Pero el asunto es tan grave que se necesitaría un mandatario local con esas características para todo lo demás. La mencionada nota señala que “Justo el alcalde que debe presentar ante el Concejo una modificación del Plan de Ordenamiento Territorial (POT), que definirá los usos del suelo en la ciudad, fue financiado en buena medida por constructores. Su campaña recibió casi $2.700 millones en donaciones. De esto, personas o empresas vinculadas a la construcción y a labores inmobiliarias le aportaron casi el 35 %, seguido de empresas dedicadas al mercado de valores o servicios financieros (33 %).”

De manera que el burgomaestre recibió casi el 70 % de los dineros de su campaña de los agiotistas y de los constructores. Ahora se entiende con toda claridad el porqué de su empecinamiento por arrasar la reserva Thomas van der Hammen y todo aquello que se oponga a que sus patrocinadores logren las utilidades que les corresponden por sus inversiones electorales. Así como en el transporte no le importan el caos ni la aglomeración, tampoco le han de interesar los desastres ambientales o de otra índole que se causen a la cuidad para que los urbanizadores y los bancos hagan pingües ganancias. El cotidiano explica también que el gerente del proyecto Metro, Andrés Escobar, designado de acuerdo con el gobierno nacional, “llegó a ese cargo desde la gerencia de la empresa constructora Pedro Gómez, que le donó a la campaña de Peñalosa $1 millón.” (Como se puede ver, se consiguen algunos altos cargos a precio de ganga).

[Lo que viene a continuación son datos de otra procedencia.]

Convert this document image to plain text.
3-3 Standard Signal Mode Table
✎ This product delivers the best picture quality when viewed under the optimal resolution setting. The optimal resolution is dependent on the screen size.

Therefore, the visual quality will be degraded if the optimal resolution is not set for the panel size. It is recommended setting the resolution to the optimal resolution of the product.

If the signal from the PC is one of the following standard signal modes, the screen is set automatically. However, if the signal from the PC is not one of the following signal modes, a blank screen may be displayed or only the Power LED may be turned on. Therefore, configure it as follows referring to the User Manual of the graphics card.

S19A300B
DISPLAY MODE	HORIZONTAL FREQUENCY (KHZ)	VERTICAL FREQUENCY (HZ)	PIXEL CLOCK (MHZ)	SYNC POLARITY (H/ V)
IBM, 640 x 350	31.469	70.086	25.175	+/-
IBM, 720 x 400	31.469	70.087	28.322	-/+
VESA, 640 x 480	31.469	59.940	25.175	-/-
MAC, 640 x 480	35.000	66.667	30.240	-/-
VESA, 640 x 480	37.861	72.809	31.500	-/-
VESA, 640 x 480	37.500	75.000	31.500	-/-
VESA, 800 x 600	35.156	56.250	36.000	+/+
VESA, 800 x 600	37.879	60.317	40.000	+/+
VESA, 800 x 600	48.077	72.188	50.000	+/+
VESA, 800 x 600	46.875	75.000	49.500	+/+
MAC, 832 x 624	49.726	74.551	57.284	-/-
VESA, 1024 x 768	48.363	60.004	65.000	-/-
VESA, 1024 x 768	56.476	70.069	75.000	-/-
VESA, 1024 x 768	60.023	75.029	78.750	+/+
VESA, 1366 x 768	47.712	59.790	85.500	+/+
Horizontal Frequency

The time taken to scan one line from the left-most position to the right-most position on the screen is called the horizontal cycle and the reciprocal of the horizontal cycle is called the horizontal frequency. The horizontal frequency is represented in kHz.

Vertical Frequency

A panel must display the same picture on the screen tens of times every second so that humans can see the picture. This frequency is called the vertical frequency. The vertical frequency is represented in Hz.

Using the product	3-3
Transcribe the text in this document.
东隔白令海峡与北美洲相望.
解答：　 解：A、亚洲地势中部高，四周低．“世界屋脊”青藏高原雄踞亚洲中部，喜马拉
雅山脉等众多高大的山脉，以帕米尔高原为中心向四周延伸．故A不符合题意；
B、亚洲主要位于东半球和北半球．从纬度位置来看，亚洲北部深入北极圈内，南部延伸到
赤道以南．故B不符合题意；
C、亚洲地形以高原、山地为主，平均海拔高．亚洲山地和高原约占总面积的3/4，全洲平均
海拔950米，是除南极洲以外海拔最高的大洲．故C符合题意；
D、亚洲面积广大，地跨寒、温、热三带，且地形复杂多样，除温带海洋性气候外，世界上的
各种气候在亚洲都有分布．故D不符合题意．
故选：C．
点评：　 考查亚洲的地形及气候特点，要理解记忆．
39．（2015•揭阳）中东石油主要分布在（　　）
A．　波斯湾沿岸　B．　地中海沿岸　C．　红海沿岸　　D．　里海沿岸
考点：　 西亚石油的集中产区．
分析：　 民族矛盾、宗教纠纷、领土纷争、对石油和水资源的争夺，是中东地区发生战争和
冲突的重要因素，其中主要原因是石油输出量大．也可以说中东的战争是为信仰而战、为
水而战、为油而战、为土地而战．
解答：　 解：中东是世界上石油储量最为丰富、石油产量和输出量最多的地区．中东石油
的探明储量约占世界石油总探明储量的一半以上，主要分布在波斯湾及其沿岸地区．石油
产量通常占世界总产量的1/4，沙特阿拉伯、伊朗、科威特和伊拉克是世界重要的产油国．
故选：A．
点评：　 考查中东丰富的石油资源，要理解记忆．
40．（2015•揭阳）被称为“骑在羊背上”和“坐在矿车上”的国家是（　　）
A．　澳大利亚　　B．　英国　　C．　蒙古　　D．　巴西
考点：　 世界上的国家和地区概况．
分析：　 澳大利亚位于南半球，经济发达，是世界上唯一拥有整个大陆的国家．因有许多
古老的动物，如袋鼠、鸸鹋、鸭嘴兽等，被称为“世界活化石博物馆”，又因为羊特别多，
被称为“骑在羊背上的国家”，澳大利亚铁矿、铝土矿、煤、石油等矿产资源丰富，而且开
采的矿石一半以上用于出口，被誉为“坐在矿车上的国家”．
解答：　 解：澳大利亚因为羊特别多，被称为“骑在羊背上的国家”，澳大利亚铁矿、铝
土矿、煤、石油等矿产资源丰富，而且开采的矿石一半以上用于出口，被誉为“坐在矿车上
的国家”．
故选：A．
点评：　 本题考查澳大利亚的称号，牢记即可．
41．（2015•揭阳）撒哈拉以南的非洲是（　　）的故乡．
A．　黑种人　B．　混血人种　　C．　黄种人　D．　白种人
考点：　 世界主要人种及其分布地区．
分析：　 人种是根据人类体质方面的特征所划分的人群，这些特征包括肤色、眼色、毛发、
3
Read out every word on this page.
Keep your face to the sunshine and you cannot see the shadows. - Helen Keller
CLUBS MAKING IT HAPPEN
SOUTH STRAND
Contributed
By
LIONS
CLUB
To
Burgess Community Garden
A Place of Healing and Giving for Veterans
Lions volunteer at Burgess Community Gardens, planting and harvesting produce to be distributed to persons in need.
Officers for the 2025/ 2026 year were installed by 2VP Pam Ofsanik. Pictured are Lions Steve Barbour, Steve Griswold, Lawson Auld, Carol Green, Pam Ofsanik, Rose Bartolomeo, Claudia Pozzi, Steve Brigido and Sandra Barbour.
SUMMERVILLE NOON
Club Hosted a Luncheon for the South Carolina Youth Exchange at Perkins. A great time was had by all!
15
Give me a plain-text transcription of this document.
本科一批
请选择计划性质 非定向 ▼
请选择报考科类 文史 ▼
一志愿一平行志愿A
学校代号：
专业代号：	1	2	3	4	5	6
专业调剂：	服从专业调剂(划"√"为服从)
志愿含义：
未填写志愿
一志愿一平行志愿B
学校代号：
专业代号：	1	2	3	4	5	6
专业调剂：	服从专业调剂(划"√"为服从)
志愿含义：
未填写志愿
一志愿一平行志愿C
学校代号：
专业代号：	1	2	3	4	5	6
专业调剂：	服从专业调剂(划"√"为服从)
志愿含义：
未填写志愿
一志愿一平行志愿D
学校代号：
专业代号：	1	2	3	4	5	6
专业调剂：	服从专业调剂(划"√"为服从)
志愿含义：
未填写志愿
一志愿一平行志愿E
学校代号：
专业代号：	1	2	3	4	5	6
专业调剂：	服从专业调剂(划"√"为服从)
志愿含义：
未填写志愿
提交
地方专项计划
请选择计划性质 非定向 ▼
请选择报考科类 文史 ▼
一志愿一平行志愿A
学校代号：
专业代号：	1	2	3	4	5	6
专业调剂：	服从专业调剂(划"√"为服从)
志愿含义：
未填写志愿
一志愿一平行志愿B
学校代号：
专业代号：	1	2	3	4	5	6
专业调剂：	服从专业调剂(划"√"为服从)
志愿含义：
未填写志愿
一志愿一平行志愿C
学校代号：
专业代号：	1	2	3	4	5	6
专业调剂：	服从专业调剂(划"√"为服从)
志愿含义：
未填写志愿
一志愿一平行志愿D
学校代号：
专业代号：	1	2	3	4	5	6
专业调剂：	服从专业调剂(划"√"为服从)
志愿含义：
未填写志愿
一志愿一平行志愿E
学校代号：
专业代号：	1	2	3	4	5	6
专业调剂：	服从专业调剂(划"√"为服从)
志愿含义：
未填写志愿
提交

Es claro, pues, que Peñalosa no viene a modernizar la capital, sino a valorizar el capital, el de sus padrinos. Procede, además, con soberbia, que lo lleva a pensar que los bogotanos lo consideran un personaje divino. Tanto que, sin que nadie lo hubiera calificado de tal, estimó imprescindible aclararles a los crédulos ciudadanos que “yo no soy un mesías” y que no haría milagros. Su locuacidad se explaya acerca de las arborizadas rondas de los ríos, el cantar de los pajaritos y los venados que se extraviarán por las calles y avenidas bogotanas, todo gracias a su gestión de inigualable experto mundial. De ahí que su sorpresa y disgusto fueran tan grandes cuando, al salir a dar una caminata por las calles, encontró en vez de adoradores, indignados habitantes que le increparon por el desmonte del metro subterráneo, por sus propósitos de privatizar las empresas públicas y por perseguir de manera despiadada a los vendedores ambulantes, a quienes no les ofrece salida distinta a la de padecer hambre. Montó en cólera el señor Peñalosa y ante las protestas contra el pésimo servicio de Transmilenio no vaciló en acudir al Esmad para emprenderla a bastonazos contra los “terroristas” que osan resistirse a sus planes, y rociar barrios enteros con gases lacrimógenos. 

Lo que vale la pena resaltar es que Peñalosa en un verdadero modelo de nuestra nunca suficientemente alabada democracia: los poderosos grupos económicos nacionales o extranjeros compran presidentes y alcaldes, gobernadores, senadores y diputados y estos gobiernan y legislan al servicio de quienes les sufragan los gastos de campaña. Anotemos, de paso, que el mal no es patrimonio exclusivo de Colombia, pues eso mismo es materia de discusión actualmente en los Estados Unidos. Por supuesto, los cargos públicos se desempeñan con el objeto de engordar los ávidos bolsillos o propulsar las carreras de los funcionarios. Así no es extraño que los niños mueran de hambre, que las empresas estatales se vendan al malbarato, que al escándalo de un desfalco lo acalle el del subsiguiente, y que la economía nacional sea enclenque y rezagada, lo que no cambiará mientras siga rigiéndonos esta democracia plutocrática; tan distinta a la verdadera que necesita el país.